3

I'm trying to parse JSON contained in a dataframe column, some of which is corrupted. As a first step I want to identify the corrupted rows, and use that to subset the dataframe.

I'm using the trick from this post using c() to populate the list (even though I know it's slow):

myRows <- c()
for (i in 1:nrow(myDataframe)) {
  tryCatch({myDataframe$myJSONstring[i] %>%
    fromJSON() %>%
    length()},
    error = function(e) {print(i); myRows <- c(myRows, i)})
}

However, this doesn't work. print(i) works fine, but after running the loop myRows is still just an empty list. Is there some restriction on what code can run in the error bit of a tryCatch?

Tom Wagstaff
  • 1,443
  • 2
  • 13
  • 15
  • 3
    This is a scoping issue (you do the assignment in the local scope of the function). You probably could do `myRows <<- c(myRows, i)` but I'm not sure without testing it. Scoping within `tryCatch` is a bit complicated.

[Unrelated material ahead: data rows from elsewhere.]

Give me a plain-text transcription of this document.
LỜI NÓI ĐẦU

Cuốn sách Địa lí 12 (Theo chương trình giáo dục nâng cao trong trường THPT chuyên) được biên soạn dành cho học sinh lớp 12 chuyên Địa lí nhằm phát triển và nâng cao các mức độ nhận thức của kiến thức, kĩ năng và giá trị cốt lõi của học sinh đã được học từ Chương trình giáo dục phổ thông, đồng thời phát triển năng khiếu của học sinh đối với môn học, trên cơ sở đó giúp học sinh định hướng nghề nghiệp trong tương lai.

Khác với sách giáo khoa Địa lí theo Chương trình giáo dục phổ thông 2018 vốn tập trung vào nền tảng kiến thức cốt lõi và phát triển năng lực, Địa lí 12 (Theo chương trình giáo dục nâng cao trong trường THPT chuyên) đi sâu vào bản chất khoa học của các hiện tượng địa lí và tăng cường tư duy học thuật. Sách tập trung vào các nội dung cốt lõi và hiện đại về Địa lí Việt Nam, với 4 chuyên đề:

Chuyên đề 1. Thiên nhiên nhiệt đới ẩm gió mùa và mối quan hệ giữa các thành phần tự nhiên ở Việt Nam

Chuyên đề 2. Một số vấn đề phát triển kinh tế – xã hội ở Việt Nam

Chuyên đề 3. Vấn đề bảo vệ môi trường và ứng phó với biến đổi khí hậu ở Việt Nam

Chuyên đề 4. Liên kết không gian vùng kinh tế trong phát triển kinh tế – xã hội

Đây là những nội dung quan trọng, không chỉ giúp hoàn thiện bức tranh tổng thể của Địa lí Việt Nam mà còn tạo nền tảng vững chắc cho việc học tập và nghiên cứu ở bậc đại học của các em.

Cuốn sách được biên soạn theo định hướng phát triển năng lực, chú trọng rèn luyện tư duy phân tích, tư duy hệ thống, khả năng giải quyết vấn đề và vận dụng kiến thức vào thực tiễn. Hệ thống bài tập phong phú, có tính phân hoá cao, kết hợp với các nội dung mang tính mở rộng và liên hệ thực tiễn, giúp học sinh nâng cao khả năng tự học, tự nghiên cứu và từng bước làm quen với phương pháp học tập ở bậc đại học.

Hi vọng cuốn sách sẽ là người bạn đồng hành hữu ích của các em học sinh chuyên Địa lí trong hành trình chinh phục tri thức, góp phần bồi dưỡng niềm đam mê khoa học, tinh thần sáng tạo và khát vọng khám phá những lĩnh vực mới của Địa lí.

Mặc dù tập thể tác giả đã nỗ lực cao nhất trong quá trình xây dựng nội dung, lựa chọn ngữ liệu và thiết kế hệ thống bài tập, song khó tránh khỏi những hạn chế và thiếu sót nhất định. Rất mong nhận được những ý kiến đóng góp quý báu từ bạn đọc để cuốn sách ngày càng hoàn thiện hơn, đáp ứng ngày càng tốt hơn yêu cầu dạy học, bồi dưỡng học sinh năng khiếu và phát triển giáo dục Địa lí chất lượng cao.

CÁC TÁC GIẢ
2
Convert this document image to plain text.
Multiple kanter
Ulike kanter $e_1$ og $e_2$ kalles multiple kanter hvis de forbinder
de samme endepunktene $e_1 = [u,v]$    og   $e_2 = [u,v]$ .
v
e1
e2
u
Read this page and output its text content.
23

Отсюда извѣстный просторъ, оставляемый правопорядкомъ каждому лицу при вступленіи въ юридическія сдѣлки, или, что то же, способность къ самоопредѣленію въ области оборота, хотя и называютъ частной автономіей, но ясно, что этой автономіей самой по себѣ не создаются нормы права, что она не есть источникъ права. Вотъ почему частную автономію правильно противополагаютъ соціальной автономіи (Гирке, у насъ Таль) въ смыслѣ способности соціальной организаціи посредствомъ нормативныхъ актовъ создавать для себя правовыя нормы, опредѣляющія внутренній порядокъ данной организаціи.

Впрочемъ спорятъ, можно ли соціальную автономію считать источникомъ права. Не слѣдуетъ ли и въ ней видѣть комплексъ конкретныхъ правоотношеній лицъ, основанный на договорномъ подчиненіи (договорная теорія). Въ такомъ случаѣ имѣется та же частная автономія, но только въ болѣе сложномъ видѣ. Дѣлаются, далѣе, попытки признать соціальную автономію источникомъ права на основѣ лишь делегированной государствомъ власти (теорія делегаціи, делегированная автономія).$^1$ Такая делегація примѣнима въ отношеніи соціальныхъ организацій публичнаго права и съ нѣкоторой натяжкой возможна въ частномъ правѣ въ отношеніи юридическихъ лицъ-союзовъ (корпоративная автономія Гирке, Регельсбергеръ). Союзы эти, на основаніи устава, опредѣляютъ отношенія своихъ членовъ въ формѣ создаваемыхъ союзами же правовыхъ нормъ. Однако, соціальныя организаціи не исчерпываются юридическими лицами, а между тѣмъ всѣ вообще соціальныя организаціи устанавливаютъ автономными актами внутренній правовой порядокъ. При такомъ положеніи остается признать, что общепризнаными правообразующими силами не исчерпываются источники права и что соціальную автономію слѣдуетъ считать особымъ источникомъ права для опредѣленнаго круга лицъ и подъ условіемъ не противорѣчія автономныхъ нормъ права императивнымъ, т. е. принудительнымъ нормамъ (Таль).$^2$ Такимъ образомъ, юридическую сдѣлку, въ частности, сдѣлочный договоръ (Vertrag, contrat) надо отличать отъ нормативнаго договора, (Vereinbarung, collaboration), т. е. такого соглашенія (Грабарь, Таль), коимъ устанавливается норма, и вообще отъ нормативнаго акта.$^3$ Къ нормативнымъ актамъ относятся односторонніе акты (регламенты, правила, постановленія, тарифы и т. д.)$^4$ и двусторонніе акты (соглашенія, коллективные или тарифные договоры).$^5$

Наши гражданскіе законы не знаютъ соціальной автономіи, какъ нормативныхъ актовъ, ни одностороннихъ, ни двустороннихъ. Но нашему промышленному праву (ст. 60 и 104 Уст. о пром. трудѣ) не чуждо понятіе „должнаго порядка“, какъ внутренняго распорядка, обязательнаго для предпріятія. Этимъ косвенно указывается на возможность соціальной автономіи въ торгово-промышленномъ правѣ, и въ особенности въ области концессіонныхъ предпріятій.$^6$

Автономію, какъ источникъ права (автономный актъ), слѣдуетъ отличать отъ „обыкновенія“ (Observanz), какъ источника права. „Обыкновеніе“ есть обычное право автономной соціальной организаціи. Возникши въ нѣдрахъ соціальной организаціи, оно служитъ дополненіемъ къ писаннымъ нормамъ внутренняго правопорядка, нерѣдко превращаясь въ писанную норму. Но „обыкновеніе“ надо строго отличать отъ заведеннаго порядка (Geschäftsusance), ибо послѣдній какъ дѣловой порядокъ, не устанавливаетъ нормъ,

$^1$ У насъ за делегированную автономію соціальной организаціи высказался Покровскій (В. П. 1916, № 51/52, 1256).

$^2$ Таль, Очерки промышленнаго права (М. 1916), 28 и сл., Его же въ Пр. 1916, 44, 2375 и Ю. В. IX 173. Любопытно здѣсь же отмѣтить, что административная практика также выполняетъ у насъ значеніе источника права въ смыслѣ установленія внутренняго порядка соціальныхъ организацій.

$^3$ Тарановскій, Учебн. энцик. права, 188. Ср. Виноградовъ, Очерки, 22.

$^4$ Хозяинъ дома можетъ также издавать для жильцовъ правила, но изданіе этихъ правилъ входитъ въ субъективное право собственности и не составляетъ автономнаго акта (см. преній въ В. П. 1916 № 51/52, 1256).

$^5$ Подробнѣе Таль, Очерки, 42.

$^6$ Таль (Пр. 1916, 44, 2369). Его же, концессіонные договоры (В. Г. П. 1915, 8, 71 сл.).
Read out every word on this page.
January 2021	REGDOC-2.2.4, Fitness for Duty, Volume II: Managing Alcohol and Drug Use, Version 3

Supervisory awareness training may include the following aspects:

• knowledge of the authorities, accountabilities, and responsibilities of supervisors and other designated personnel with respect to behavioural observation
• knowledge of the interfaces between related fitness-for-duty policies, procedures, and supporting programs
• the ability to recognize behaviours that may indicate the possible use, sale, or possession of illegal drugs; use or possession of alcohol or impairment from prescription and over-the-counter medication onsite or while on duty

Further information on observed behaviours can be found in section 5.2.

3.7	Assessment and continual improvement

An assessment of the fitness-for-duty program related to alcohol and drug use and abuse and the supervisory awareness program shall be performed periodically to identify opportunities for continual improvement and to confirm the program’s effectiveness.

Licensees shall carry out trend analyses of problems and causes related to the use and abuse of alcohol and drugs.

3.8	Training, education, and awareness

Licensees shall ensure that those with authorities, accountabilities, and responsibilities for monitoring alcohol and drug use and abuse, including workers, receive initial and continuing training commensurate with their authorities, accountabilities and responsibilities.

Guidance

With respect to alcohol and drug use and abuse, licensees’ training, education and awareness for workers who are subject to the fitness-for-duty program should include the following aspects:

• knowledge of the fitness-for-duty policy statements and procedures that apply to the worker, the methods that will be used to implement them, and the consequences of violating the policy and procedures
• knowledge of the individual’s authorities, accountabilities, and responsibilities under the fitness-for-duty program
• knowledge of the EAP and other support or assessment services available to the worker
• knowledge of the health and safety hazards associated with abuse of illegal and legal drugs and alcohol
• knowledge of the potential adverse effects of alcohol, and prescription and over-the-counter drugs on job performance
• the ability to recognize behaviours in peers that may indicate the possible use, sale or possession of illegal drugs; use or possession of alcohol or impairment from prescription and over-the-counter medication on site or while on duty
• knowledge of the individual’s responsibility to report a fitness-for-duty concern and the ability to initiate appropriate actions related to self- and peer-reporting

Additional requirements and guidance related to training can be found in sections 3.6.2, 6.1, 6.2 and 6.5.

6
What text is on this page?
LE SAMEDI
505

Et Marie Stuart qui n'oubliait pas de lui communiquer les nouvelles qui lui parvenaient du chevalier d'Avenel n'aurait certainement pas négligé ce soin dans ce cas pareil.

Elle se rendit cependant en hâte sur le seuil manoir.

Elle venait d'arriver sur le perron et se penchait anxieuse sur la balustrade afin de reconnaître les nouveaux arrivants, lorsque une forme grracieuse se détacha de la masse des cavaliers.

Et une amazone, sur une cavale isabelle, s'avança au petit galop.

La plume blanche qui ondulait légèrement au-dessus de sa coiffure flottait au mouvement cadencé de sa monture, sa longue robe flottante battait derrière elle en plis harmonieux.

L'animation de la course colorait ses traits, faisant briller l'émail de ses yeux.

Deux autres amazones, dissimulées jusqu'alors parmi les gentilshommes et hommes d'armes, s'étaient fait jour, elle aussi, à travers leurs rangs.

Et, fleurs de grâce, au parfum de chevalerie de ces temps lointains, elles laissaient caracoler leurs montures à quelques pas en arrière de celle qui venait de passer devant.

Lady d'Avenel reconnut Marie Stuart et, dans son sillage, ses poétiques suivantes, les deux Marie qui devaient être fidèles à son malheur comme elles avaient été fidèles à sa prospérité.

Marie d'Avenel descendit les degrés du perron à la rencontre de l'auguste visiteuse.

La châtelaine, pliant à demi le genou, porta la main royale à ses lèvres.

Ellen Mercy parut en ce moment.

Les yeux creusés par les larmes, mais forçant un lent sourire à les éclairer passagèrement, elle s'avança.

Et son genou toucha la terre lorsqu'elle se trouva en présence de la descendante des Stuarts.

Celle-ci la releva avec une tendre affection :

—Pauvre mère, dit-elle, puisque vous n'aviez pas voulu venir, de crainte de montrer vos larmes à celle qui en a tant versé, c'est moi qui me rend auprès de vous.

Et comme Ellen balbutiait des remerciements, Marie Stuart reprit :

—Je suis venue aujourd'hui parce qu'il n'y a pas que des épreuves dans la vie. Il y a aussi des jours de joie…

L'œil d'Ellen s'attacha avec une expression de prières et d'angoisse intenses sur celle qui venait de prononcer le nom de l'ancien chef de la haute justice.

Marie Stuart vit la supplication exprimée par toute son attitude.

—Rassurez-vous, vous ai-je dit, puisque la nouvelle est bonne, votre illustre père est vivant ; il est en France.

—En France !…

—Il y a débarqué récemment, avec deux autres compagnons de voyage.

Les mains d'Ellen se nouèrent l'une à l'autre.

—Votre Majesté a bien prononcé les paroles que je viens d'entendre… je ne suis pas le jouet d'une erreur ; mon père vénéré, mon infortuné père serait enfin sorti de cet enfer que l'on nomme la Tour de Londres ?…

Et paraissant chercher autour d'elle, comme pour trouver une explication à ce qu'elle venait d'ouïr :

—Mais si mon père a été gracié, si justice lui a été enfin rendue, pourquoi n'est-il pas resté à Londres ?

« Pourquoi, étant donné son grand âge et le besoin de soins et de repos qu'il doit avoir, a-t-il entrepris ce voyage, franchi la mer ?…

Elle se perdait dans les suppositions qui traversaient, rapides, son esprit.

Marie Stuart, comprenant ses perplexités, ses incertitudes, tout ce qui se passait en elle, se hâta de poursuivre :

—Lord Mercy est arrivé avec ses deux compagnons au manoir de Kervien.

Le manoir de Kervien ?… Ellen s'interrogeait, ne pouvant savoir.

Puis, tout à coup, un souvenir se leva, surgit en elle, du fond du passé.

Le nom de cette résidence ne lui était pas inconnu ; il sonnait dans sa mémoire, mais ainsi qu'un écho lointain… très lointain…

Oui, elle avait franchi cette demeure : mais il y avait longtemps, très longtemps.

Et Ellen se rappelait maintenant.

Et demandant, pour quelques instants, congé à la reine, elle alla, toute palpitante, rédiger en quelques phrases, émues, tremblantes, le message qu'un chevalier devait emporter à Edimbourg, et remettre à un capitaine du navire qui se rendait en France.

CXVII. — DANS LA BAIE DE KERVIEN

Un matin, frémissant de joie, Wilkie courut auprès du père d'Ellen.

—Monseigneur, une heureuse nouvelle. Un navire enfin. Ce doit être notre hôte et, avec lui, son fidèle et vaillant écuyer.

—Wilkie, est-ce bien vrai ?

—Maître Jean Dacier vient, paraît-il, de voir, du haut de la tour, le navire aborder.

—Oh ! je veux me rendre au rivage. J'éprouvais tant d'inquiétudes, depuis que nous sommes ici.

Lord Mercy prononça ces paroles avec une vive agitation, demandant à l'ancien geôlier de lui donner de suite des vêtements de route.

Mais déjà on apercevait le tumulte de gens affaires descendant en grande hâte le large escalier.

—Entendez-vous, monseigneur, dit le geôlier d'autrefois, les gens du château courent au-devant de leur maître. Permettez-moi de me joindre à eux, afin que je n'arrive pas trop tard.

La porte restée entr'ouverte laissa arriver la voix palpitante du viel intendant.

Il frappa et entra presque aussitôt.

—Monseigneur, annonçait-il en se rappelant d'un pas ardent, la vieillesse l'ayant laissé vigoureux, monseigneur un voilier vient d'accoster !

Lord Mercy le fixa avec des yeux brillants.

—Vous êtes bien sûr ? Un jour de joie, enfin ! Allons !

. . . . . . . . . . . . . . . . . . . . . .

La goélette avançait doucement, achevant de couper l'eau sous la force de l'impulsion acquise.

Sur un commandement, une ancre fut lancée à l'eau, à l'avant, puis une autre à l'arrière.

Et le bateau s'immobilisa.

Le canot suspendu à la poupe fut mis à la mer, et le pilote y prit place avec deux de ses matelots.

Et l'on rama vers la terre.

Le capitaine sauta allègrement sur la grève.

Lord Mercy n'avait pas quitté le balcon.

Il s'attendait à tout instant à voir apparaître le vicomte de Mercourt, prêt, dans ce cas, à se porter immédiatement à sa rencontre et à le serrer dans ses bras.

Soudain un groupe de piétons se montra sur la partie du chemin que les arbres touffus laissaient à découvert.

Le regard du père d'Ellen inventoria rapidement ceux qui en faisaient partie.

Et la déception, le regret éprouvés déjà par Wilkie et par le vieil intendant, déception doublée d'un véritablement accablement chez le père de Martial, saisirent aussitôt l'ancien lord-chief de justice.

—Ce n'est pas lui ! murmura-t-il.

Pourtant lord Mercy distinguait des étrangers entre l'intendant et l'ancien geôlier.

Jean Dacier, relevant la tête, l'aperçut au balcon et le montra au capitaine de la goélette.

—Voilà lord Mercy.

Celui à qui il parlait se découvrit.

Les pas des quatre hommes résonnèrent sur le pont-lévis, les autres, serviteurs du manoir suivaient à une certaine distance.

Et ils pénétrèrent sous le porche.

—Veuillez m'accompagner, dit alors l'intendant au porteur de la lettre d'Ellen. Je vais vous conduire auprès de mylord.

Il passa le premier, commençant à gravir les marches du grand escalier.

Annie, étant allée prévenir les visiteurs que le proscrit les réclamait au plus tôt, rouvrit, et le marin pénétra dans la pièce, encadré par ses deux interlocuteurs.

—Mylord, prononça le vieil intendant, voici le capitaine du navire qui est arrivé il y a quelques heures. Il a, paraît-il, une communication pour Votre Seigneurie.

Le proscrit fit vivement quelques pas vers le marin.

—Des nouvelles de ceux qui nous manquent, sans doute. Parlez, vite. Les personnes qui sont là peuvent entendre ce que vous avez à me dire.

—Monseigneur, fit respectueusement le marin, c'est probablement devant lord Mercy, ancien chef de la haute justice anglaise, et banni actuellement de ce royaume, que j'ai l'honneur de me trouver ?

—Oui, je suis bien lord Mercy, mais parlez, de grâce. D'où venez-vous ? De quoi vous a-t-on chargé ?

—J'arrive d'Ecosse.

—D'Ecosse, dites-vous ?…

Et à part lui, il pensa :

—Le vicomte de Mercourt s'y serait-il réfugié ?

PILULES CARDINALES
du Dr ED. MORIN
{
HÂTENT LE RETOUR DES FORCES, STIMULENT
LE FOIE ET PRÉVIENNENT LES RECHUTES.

Preferably you should redesign the whole approach. – Roland Nov 05 '18 at 13:34

2 Answers2

5

Though there already is an accepted answer, I will post another way, without creating an environment.
If the result of tryCatch is assigned to a variable, it can be tested later. The trick is to return the error in the error function.
Example based on the accepted answer, same errors.

vec <- rep(1:0, each = 5)

ans <- lapply(seq_along(vec), function(i) {
  tryCatch({ if(vec[i]) stop("error message") else "success" },
           error = function(e) e)
})

bad <- sapply(ans, inherits, "error")
#[1]  TRUE  TRUE  TRUE  TRUE  TRUE FALSE FALSE FALSE FALSE FALSE
Rui Barradas
  • 70,273
  • 8
  • 34
  • 66
4

Here is a little example of how you could solve your issue: (everyone seems to cry about <<-. Somehow assigning to global scope or global vars seems to be bad practice.)

env = environment()
env$ans <- rep("works",10)

vec <- rep(1:0,each = 5)

for (i in seq_along(vec)) {
    tryCatch({ if(vec[i]) stop("error message") else {"success"} },
            error = function(e) {print(i); env$ans[i] <- "error"})
}

#> env$ans
# [1] "error" "error" "error" "error" "error" "works" "works" "works" "works" "works"

So somehow if you call the property of the environment env you can access it from inside tryCatch.

Andre Elrico
  • 10,956
  • 6
  • 50
  • 69